Descriptive functions to create regular expressions.

Readability

Regular expressions are nutorious for being hard to read. Part of this issue is that many features use single characters (+,*,?, etc.). It is hard to remember what each of them does and whenever you need to match a special character they need to be escaped.

This library attempts to solve this issue by utilizing variables, functions and tagged template literal to generate a RegEx. Meaning you can use vanilla JS to write your RegEx without having to learn all these special characters. No need to escape special characters, except those needed by javascript.

Examples

The comment represents the produced regex.

Word

// /(?:\w)+/
oneOrMore`${wordChar}`

Simplified email, reuses the word regex

// /(?:\w)+/
const word = oneOrMore`${wordChar}`

// /(?:\w)+@(?:\w)+(?:(?:\.nl)|(?:\.com))/
regex`${word}@${word}${or(".nl", ".com")}`

Discord invite

const host = or(
  `discord.gg`,
  `discord.media`,
  `discord.com/invite`,
  `discordapp.com/invite`
);

const inviteCode = quantity(0, 12)`${wordChar}`;

// /(?:(?:discord\.gg)|(?:discord\.media)|(?:discord\.com\/invite)|(?:discordapp\.com\/invite))\/(?:\w){0,12}/g
regexFlag({ global: true })`${host}/${inviteCode}`;

URL

const urlChar = charset`-@:%._+~#=${range("a","z")}${range("A","Z")}${range("0","9")}`;
const protocol = regex`http${optional`s`}://`;

const domain = between(2, 256)`${urlChar}`;
const domainExt = between(2, 6)`${charset`${range("a", "z")}`}`;
const host = regex`${optional`www.`}${domain}.${domainExt}`;

const pathChar = or(urlChar, charset`()?&/=`);
const path = zeroOrMore`${pathChar}`;

// (manually simplified)
// /https?:\/\/(?:www\.)?[\-@:%._+~#=a-zA-Z0-9]{2,256}\.[a-z]{2,6}[\-@:%._+~#=a-zA-Z0-9()?&/=]*/
regex`${protocol}${host}${path}`;

Tradeoffs

In terms of functionality there is no tradeoff, all regex features have an equivalent in this library.

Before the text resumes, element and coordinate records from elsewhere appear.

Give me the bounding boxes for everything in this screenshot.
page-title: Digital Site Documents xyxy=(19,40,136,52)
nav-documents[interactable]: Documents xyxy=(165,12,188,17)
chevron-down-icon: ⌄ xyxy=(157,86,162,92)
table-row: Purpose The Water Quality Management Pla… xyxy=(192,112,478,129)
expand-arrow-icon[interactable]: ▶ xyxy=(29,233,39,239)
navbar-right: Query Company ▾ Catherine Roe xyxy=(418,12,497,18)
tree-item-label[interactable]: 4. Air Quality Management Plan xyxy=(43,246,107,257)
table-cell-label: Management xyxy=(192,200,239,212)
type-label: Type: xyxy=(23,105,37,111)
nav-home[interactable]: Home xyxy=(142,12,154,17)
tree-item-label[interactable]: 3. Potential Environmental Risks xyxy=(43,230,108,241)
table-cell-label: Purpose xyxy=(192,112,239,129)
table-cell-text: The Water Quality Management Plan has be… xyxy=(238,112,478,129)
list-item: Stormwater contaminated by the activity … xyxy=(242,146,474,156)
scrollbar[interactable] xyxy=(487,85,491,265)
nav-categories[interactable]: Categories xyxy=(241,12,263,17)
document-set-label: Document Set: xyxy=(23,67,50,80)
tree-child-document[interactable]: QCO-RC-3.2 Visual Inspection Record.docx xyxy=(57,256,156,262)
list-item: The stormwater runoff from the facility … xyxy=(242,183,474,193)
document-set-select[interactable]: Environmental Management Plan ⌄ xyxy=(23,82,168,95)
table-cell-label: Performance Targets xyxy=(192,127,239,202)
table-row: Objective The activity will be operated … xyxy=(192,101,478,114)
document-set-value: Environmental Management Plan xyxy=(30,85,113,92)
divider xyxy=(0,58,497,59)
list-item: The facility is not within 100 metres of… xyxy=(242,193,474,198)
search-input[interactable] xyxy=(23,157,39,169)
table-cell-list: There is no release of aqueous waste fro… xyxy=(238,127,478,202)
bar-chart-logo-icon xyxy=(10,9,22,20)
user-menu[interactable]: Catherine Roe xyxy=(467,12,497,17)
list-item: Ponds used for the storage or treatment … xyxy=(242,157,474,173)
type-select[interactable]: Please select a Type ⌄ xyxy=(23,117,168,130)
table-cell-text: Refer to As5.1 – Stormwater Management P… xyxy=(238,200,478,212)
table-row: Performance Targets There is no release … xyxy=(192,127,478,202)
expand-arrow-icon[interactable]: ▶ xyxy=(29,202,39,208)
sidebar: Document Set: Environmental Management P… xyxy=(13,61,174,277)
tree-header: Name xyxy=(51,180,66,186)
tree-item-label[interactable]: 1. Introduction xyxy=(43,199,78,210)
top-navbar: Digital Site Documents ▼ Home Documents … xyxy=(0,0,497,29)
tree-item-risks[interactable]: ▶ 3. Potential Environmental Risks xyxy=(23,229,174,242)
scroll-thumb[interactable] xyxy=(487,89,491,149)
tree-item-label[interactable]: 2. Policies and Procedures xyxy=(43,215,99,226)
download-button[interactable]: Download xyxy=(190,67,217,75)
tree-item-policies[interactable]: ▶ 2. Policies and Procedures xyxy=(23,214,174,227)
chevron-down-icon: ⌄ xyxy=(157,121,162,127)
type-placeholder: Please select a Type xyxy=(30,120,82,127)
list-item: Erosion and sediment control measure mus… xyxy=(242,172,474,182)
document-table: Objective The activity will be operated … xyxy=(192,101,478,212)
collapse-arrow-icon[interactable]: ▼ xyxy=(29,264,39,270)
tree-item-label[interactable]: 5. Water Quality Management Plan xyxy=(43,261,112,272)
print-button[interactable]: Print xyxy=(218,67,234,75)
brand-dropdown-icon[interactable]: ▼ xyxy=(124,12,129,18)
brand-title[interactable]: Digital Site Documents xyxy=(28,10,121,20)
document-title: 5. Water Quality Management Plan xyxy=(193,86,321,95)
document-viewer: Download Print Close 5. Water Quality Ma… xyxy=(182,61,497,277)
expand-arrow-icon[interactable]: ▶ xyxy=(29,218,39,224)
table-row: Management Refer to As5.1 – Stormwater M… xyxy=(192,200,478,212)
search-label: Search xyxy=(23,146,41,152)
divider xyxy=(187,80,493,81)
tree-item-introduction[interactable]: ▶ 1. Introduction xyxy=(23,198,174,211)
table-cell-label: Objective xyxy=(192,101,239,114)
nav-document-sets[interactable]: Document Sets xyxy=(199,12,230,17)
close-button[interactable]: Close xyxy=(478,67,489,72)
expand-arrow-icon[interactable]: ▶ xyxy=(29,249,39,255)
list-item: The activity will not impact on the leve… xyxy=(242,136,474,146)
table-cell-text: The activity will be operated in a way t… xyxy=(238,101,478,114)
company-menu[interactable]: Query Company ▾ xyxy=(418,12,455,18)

Most functions map directly to the same regex you normally would write by hand. The exception being that all quantifiers wrap the expression into an nonCaptureGroup (?:some-pattern). This can generate a longer regex. It would be possible to figure out which groups are not neccesary and safely remove them. For now this is not available though.

Another tradeoff is that it will be more code, however I do not see this as a total negative. RegEx are hard to read and can often be left untouched for a long time. Meaning that you probably completely forgot how it worked when reading it months later.

This is where splitting the pattern into parts and having descriptive functions will help. When reading the URL example it would probably be understandable. While I would have ended up coping the raw regex to a site like https://regexr.com/ to try and understand it.

Documentation

Each function has a small comment explaining what it does, most descriptions are almost directly taken from https://regexr.com/. Want to get some more information look at the MDN page

License

RegExpressed is released under the MIT License.